Filling out the Cabinet are Tony Frank, senior vice president and provost, who is trained as a veterinarian; Joyce Berry, vice president for Advancement and Strategic Initiatives, who is former dean of the Warner College of Natural Resources; John Lincoln, senior advisor to the president and chief of staff; Colorado State alumna Cara Neth, director of presidential and administrative communications; and Katie Kalkstein, executive assistant to the president.
Farland is newest to Colorado State. He arrived on Oct. 16 after 27 years with the Environmental Protection Agency, most recently as its highest ranking career scientist.
Other recent additions to the Cabinet:
-Burns, who directs Academic Computing and Networking Services, joined Colorado State as an assistant professor of mechanical engineering in 1978. He became a full professor and stayed in the department until 1998 when he was appointed director of ACNS. In 2005, the Colorado Institute of Technology recognized him with the Catalyst award.
– Hughes, a past director of Black Student Services, first joined the vice president’s office as interim assistant vice president in 2000. She was appointed assistant vice president in 2001 and was promoted to associate vice president in 2002. She received a 2006 Distinguished Administrative Professional Award from the university in May and the university’s Minority Distinguished Service Award in 1997.
– Martinez, a Harvard Administrative Fellow, was legal counsel and general secretary to Colorado College in Colorado Springs before joining Colorado State this year. She has also served as a staff attorney in the University Counsel’s Office at the University of Colorado and at the Office of the General Counsel at Harvard University.

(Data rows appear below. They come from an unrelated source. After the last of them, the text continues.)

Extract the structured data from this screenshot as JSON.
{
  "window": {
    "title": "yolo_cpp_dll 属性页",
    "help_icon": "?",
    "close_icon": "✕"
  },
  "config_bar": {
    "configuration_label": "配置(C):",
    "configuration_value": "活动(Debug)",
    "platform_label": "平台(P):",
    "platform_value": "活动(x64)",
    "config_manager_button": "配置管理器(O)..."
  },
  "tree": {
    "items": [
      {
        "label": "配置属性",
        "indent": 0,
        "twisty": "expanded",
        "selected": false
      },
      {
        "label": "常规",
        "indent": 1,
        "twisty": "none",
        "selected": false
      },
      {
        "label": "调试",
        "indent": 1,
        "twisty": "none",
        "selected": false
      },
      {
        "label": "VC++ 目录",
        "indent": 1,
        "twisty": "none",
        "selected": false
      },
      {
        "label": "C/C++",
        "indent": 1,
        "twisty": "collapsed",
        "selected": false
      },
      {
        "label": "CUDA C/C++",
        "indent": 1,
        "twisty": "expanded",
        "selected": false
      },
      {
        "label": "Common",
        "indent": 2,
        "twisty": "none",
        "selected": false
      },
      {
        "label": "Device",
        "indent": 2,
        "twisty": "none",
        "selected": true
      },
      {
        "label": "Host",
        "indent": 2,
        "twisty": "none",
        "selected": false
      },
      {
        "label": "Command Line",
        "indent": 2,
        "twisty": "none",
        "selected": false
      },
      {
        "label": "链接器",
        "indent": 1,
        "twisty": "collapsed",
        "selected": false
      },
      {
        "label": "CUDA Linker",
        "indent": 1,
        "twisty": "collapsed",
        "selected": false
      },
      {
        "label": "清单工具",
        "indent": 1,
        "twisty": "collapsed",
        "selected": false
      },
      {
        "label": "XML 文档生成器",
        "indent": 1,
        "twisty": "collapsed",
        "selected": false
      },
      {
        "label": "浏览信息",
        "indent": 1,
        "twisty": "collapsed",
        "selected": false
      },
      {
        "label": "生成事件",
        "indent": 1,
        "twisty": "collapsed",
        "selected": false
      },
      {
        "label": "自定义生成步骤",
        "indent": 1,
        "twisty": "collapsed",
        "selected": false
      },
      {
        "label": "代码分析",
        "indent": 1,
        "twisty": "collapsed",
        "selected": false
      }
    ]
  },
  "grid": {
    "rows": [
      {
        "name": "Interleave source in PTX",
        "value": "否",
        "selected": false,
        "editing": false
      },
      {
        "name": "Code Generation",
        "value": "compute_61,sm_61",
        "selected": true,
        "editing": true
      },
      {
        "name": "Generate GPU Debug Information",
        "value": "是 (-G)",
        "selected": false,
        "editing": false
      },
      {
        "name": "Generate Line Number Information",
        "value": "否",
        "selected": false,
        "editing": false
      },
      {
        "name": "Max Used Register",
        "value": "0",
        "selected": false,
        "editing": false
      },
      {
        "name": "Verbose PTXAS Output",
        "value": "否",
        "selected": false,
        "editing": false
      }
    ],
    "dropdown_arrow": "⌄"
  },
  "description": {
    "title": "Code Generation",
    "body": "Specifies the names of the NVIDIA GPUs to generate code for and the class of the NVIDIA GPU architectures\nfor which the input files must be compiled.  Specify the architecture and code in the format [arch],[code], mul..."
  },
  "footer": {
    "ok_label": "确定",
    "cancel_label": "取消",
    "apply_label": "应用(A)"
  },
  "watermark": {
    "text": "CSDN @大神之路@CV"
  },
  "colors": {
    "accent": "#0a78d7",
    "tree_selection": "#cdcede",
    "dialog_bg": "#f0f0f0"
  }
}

– Schweigert, a Colorado State alumnus, most recently served as vice president of finance and administration at Mesa State College. Prior to joining Mesa State, he served as CFO for the Colorado Commission on Higher Education. His professional career began with the state of Colorado as a senior budget analyst in the governor’s office.
Among the new Cabinet-level positions is a vice provost of Outreach and Strategic Partnerships to increase the critical role Colorado State has in the economic growth, advancement and health of Colorado’s rural communities. Swanson, longtime sociology professor and associate dean in the College of Liberal Arts, will help address the changing needs of agriculture and rural communities as well as address growth in urban areas.
Also joining the administration in a new position is Brown as vice president for Enrollment and Access. Brown will help the university balance financial stability with a commitment to access and affordability. All elements of admissions have been streamlined into one area, enabling the university to focus on service and marketing to prospective students, admitted students and parents.
While Brown was vice president for enrollment at Willamette University, applications grew 75 percent in the past four years, and ethnic diversity increased to 19 percent in 2006 from 11.6 percent in 1999. She also implemented loan programs to improve the affordability of college education and helped start a college-preparatory program for underserved students in grades 8-12.
"The addition of Lou and Robin in these positions will help us meet our long-term goal of becoming the premier system of higher education in the nation," Penley said. "They are among an extremely talented group of advisers who help Colorado State effectively address the many challenges facing all institutions of higher education."